ただし、遺産の一部をすでに第三者に売却してしまった場合、その遺産を取り戻すことは難しいことが多いでしょう。

たとえば、相続した土地を売却してしまった場合、「遺産分割をやり直したから、その土地の売却をなかったことにして欲しい」という主張は難しいということになります。

3 遺産分割の過程で問題があった場合

たとえば、相続人全員が遺産分割協議書に署名・押印した場合、遺産分割が終了したような状態になっています。

しかし、相続人Aが相続人Bに包丁を突きつけ、脅して遺産分割協議書に署名・押印させた場合はどうでしょうか。
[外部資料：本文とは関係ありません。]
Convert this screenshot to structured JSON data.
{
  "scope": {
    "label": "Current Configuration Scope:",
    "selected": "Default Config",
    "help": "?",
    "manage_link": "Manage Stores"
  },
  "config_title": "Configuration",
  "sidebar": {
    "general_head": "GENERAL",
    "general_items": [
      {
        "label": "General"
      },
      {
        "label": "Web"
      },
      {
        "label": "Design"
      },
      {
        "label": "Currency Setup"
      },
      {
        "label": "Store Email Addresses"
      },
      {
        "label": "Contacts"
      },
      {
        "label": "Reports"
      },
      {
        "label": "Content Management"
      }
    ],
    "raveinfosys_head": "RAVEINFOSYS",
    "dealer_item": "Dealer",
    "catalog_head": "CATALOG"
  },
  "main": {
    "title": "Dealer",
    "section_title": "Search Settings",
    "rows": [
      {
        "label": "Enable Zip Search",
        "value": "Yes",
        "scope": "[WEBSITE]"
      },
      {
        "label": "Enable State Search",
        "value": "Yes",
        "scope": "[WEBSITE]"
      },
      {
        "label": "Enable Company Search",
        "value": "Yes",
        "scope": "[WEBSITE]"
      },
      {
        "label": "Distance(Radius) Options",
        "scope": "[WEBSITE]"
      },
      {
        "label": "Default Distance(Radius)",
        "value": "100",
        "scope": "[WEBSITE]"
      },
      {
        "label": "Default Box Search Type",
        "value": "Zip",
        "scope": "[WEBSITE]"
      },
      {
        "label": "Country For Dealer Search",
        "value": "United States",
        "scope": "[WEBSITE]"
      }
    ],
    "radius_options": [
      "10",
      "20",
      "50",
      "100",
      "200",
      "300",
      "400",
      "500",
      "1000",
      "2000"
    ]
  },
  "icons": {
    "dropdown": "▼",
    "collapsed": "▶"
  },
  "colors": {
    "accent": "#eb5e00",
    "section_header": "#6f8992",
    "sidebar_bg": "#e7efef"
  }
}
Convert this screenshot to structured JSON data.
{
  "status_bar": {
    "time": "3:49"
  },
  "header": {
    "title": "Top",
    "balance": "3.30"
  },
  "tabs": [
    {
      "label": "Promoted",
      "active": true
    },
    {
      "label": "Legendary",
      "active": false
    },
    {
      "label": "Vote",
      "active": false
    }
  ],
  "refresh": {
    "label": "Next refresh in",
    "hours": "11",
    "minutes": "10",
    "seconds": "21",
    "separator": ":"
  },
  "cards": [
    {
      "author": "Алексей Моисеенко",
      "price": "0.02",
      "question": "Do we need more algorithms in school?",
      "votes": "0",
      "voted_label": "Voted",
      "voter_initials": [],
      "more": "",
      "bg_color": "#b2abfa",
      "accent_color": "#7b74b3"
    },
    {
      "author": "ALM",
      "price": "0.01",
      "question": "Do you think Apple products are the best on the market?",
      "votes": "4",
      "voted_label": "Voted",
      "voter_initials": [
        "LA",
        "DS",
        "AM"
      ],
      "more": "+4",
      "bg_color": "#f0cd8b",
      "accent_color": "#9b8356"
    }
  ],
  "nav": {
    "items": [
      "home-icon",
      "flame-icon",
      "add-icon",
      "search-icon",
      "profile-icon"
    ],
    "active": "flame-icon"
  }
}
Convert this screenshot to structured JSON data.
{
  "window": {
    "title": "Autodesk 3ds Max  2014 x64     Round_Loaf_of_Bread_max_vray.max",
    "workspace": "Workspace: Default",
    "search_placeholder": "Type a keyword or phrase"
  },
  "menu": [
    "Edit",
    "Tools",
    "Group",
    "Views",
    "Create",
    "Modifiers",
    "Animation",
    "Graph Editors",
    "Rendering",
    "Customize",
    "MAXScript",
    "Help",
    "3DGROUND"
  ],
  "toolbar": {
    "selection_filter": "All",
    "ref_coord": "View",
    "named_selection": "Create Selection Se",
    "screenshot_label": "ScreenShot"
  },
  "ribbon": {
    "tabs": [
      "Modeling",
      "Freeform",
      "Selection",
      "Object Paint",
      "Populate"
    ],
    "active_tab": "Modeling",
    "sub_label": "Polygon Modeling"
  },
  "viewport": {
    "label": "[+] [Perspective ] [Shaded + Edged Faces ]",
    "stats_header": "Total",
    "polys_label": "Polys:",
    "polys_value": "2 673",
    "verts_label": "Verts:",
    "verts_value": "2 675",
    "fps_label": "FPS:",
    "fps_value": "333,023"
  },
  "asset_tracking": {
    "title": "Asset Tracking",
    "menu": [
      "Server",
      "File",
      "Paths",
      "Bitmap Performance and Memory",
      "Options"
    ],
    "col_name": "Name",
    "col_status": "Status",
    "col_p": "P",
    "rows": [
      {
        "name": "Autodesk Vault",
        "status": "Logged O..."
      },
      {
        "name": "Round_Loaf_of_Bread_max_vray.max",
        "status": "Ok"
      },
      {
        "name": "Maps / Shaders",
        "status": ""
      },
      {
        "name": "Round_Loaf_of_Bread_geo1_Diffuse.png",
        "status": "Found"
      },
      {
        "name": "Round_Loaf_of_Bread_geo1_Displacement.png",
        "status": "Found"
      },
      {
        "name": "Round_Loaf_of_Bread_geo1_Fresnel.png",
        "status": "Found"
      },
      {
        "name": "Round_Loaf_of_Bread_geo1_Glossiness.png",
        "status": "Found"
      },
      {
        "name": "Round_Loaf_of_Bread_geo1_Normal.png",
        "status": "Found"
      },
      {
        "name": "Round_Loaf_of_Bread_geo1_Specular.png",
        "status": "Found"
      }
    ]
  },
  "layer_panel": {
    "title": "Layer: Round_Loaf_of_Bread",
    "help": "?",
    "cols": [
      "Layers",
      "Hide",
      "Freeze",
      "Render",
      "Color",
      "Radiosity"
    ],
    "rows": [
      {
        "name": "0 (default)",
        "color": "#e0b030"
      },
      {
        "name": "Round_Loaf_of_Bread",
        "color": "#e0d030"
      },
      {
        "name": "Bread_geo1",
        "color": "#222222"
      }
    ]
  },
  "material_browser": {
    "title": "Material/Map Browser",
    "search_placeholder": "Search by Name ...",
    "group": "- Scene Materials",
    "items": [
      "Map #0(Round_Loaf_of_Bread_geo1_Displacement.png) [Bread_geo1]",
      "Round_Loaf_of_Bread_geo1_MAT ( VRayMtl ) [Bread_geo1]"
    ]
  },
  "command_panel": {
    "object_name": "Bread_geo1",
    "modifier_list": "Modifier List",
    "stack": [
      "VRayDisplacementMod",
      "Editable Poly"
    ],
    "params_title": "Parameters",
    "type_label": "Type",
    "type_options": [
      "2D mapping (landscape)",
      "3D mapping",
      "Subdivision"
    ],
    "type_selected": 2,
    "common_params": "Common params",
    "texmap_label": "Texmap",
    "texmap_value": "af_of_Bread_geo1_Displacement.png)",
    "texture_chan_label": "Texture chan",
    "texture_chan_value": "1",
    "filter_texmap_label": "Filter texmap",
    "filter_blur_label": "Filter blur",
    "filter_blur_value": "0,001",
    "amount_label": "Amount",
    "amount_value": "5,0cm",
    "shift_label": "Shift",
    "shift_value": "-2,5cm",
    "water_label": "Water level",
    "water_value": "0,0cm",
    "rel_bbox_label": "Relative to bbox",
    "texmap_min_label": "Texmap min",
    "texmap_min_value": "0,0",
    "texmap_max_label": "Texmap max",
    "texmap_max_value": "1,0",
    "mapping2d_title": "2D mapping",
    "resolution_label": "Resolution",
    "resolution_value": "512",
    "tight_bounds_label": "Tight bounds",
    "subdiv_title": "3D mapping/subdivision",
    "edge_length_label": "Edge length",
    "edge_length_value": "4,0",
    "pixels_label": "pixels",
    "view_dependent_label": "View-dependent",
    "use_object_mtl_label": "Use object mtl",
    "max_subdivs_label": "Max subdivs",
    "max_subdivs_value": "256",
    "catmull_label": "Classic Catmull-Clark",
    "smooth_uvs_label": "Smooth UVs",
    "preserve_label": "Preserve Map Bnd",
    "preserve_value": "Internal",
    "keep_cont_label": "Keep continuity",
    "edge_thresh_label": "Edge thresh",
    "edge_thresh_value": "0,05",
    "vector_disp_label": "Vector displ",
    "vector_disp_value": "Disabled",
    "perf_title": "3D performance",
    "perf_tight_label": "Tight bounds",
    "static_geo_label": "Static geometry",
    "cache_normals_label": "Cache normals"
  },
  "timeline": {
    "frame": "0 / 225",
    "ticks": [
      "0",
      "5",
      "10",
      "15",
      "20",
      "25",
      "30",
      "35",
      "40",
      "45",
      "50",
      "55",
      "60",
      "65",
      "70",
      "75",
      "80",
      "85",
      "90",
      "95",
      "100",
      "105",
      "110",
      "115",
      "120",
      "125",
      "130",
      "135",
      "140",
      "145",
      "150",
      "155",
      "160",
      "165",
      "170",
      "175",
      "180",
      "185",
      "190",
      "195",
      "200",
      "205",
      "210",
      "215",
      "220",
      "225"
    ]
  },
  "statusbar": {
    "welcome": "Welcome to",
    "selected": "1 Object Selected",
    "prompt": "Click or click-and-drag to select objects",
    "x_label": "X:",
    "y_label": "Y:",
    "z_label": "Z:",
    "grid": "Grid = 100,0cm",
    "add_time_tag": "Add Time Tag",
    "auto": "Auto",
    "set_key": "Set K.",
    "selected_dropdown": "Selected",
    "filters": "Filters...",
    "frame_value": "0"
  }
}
あるいは、相続人Aが、相続人Bに「父は多額の借金を残して亡くなったが、それはこちらで返済しておくから、遺産は放棄して欲しい」といったことを伝えたものの、実際は借金などなかったような場合はどうでしょうか。

こういったケースでは、遺産分割の完了までに、何らかの問題が発生しているということで、遺産分割を取り消すことができる可能性があります。

その結果、再度遺産分割を行うことができます。